Don’t misunderstand. Adulthood is better than childhood, or at least it should be. Adulthood is better if you never allow yourself to lose the sense of life so implicit in childhood. The sense, for example, that life is an intelligible, wonderful, exciting and beautiful place. Children hold the as-yet unarticulated belief that the mind can figure things out, because it’s efficacious, and that fulfillment in life is the central purpose of one’s existence. The love for knowledge exhibits itself every time a three- or five-year-old child persists in asking the question, “Why?”  As Rand herself put it, it’s the premise that one’s life — and all the opportunity and excitement it potentially holds — is an end in itself. One should never lose it. Those who don’t ever lose it end up being all that they can be. Those who do lose it…well, they end up like Hillary Clinton. Soulless and pointless. Perhaps rich and famous, and even the President of the United States. But for what?

If I could bring myself to believe that Hillary Clinton once possessed the innocence and awe for life that is any child’s psyche, I would suggest she’s trying to get in touch with her more innocent, “boyish” or girlish past. I’d claim she senses that lost vision of excitement and appreciation for her own individuality, which slipped out when she mocked the honest purity of individualism as “boyish” and immature. Instead, Hillary immersed herself in collectivist, unoriginally socialist and statist leftist feminism, which isn’t about individuality for women; it’s about group identity, group-think and collectivism. It kills a woman’s femininity by killing her individuality. Feminism and collectivism are about force, compulsion, and brutality. Government social engineering is all about submission, just as some men have imposed on many women over the centuries. Now it’s Hillary’s turn to impose her force of will on those she detests. We know from her own autobiography that Hillary accepted those ideas in young adulthood. We can see how she hardened into the power-lusting, money grubbing, pay-to-play grifter ruthlessly peddling the aristocracy of pull (an Ayn Rand term) we all know Hillary Clinton for today.
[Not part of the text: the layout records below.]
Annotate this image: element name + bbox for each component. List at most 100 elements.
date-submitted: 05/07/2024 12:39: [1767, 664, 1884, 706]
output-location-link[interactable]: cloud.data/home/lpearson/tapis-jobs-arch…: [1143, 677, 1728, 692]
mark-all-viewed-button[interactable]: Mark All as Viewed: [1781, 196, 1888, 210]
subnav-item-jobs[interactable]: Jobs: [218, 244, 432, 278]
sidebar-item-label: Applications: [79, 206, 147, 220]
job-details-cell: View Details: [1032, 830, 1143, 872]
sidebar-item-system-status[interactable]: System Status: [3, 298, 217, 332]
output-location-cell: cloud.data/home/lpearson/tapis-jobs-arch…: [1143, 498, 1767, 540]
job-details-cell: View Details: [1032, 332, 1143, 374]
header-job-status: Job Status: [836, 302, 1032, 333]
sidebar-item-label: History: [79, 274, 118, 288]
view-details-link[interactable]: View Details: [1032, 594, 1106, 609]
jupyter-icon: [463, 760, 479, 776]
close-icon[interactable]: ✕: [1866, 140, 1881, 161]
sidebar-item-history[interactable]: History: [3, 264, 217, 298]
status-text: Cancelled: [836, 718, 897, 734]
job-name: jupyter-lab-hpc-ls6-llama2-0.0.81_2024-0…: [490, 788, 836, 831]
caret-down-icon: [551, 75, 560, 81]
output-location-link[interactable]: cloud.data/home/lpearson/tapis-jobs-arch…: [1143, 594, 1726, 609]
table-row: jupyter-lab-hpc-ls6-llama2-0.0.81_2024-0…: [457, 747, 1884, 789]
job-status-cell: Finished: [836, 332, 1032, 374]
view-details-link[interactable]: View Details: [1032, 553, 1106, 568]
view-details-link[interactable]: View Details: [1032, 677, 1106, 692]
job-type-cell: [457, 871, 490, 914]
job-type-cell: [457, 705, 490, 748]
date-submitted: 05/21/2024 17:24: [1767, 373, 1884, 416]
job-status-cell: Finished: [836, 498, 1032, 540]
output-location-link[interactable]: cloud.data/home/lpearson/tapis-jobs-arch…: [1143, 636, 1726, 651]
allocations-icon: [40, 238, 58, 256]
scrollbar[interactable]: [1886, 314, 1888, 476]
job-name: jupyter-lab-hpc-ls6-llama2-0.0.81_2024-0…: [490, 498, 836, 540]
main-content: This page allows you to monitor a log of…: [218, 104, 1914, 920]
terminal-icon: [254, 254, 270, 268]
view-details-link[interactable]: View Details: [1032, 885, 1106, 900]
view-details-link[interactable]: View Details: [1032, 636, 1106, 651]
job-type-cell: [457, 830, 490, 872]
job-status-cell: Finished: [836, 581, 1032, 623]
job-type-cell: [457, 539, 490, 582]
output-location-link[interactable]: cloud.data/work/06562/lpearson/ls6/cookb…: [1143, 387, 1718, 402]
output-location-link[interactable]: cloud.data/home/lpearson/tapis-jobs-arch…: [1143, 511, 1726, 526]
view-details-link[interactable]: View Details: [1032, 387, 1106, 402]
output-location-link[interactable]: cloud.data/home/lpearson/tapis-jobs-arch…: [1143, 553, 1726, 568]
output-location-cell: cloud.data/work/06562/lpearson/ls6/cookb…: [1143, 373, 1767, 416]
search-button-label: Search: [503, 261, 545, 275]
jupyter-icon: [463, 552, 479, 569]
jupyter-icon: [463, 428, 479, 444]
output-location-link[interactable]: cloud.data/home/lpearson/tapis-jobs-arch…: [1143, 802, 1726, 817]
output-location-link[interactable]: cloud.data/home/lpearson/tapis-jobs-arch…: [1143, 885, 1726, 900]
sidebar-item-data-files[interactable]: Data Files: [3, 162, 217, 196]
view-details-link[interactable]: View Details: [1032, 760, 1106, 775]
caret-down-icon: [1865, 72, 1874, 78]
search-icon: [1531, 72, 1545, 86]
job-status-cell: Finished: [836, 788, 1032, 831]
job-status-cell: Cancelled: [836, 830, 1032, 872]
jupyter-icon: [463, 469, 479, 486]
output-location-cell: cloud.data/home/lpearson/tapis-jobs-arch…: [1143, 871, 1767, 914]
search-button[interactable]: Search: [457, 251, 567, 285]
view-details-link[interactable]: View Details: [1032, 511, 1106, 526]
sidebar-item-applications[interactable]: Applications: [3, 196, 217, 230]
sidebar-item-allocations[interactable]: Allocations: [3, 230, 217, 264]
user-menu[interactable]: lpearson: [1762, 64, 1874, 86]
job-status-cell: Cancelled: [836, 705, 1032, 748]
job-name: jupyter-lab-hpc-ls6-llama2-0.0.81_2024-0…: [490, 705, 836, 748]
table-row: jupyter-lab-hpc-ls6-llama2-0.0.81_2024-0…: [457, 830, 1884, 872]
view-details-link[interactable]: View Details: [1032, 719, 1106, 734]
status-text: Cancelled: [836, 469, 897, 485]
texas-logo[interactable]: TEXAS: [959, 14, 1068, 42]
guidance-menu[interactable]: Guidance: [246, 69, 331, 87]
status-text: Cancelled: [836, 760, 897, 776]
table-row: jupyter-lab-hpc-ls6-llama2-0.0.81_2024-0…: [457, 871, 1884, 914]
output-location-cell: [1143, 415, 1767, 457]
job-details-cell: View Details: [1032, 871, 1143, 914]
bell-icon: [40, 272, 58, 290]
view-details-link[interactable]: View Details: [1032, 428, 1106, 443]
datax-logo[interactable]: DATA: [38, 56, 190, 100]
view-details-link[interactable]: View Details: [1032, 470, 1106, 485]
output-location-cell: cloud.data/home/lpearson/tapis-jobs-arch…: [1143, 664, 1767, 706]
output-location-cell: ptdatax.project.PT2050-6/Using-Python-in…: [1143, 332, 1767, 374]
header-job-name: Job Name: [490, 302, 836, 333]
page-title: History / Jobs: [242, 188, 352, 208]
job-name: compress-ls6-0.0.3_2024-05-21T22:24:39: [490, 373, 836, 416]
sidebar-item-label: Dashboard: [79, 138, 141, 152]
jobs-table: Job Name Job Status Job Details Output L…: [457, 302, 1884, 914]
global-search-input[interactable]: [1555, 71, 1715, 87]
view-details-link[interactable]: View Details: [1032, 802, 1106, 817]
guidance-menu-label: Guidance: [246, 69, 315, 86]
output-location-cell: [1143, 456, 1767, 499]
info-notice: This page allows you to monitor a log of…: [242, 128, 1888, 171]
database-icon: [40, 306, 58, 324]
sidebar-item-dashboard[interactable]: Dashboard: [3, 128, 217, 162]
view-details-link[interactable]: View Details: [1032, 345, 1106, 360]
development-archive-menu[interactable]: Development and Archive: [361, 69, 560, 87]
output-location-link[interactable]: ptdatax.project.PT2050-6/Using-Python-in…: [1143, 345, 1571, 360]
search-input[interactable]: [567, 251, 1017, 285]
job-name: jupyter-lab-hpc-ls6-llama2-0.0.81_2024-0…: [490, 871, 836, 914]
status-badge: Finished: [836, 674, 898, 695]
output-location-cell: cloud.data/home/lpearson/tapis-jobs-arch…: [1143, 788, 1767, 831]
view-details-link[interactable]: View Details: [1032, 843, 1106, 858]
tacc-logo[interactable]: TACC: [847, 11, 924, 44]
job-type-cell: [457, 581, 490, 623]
Speaker of the House Paul Ryan offered an eloquent reply. If only he meant it, as Paul Ryan is an even more hollow man than Hillary Clinton. He’s even less innocent than Hillary, because the eloquence of his response proves just how much he understands (and then evades) of his own self-betrayal. But it’s such a good reply, it’s worth repeating here, even if you consider that the source is every bit as morally compromised as Hillary Clinton herself.

The comment, which largely drew silence from the mostly working class crowd in attendance, sparked criticism from several Republicans. “It’s no secret that I give out Atlas Shrugged as Christmas gifts,” said Republican Speaker of the House Paul Ryan. “And I read it with my kids at bedtime. Ayn Rand’s thinking is sorely needed now as the government continues to intrude on people’s lives. We are indeed living in Atlas Shrugged. But not Dagny Taggart’s world. It’s the moocher world where they demand high taxation, big labor, government ownership, government spending, government planning, regulation, and redistribution. If that makes me boyish, Secretary Clinton, then I’m proud of it.”

If it’s “boyish” or childish to embrace a love of one’s individuality most of all, then we should all be proud of our boyishness. Look at what Hillary Clinton offers us as an alternative, after all.


[Note: Some have told me the story is not true, that Hillary did not state these words, and I don’t know if that’s the case or not. But the article stands, because these are the kinds of things Hillary Clinton and other progressives have said about Ayn Rand and Objectivism, and the broader points remain.]